The result should follow more easily if you know that if a monoid has left inverses for all its elements its actually a group. More information can be found on my blog, here.

3. ## Re: division ring means no non trivial left ideals

Originally Posted by Drexel28
The result should follow more easily if you know that if a monoid has left inverses for all its elements its actually a group. More information can be found on my blog, here.
I messed up. was using wrong definition of division ring.
Anyways, Can you please check whether the following is true:

If $R$ is a ring with $1 \neq 0$ with no zero divisors then each non-zero element of $R$ has a left inverse and a right inverse.
Proof: We claim that $aR=R,a \in R, a \neq 0$.
If this is not the case then $\exists r_1,r_2 \in R, r_1 \neq r_2, r_1 \neq 0, r_2 \neq 0$ such that $ar_1=ar_2 \Rightarrow a(r_1-r_2)=0$ which contradicts that $R$ has no zero divisors.
So $aR=R$.
Therefore there exists $r \in R$ with $ar=1$.
Similarly for left inverse.

Does the above also not prove that if $R$ is a ring with $1 \neq 0$ with no zero divisors then every left ideal of $R$ is trivial??

4. ## Re: division ring means no non trivial left ideals

tl,dr; version: Ra is a left ideal for all a, so 1 = sa, for some s in R

(there is a few gaps in this, of course)

5. ## Re: division ring means no non trivial left ideals

Originally Posted by abhishekkgp
I messed up. was using wrong definition of division ring.
Anyways, Can you please check whether the following is true:

If $R$ is a ring with $1 \neq 0$ with no zero divisors then each non-zero element of $R$ has a left inverse and a right inverse.
Proof: We claim that $aR=R,a \in R, a \neq 0$.
If this is not the case then $\exists r_1,r_2 \in R, r_1 \neq r_2, r_1 \neq 0, r_2 \neq 0$ such that $ar_1=ar_2 \Rightarrow a(r_1-r_2)=0$ which contradicts that $R$ has no zero divisors.
why are you using aR? this is not a left ideal, generally. i can't see how you can say that $r_1$ and $r_2$ exist with $ar_1 = ar_2$, either.

So $aR=R$.
Therefore there exists $r \in R$ with $ar=1$.
Similarly for left inverse.

Does the above also not prove that if $R$ is a ring with $1 \neq 0$ with no zero divisors then every left ideal of $R$ is trivial??
your argument cannot possibly be right. $\mathbb{Z}$ is a ring with no zero divisors, and it definitely DOES have non-trivial ideals.

6. ## Re: division ring means no non trivial left ideals

Originally Posted by Deveno
why are you using aR? this is not a left ideal, generally. i can't see how you can say that $r_1$ and $r_2$ exist with $ar_1 = ar_2$, either.

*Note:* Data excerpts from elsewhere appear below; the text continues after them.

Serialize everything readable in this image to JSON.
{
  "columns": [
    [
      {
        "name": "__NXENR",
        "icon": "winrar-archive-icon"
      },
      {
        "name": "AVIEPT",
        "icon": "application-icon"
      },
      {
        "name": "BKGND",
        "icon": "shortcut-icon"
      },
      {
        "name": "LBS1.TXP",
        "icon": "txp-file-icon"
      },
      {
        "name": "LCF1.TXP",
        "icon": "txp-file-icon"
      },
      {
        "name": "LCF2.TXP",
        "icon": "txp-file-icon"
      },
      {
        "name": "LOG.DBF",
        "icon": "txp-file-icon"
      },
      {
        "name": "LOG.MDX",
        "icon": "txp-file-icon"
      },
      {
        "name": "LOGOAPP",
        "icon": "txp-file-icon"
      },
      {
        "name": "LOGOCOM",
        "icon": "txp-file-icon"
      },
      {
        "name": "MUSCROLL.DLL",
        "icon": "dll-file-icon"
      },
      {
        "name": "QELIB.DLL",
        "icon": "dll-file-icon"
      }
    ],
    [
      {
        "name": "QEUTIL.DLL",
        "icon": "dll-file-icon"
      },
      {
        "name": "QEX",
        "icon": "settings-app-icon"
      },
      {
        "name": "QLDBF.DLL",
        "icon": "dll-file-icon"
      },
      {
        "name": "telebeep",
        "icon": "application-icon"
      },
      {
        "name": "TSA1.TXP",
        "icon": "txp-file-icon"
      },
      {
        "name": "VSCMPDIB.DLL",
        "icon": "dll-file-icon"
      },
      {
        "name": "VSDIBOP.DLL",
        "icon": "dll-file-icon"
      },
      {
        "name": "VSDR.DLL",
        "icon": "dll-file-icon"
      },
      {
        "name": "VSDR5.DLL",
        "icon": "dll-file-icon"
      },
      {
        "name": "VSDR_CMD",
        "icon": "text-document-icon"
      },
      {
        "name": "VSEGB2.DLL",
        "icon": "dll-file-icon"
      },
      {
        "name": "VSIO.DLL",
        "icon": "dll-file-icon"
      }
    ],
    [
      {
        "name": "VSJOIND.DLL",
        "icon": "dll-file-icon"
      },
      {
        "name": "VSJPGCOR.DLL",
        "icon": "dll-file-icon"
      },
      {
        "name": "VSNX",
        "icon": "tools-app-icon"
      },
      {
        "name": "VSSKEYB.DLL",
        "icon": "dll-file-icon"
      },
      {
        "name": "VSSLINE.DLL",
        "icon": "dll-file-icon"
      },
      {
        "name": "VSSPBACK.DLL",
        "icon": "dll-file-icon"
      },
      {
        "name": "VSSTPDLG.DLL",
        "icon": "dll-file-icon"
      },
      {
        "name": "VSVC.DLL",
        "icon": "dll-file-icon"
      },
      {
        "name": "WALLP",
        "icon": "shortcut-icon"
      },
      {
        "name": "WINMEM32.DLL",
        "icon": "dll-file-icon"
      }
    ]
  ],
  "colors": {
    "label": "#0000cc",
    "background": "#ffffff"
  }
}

your argument cannot possibly be right. $\mathbb{Z}$ is a ring with no zero divisors, and it definitely DOES have non-trivial ideals.
By $aR$ i meant $\{ar: r \in R\}$.
I got my mistake. My argument works only if $R$ is finite. Do you agree?

7. ## Re: division ring means no non trivial left ideals

yes, because then we know that aR ≠ R means that the map r --> ar is not injective. with infinite rings, we can make no such claim.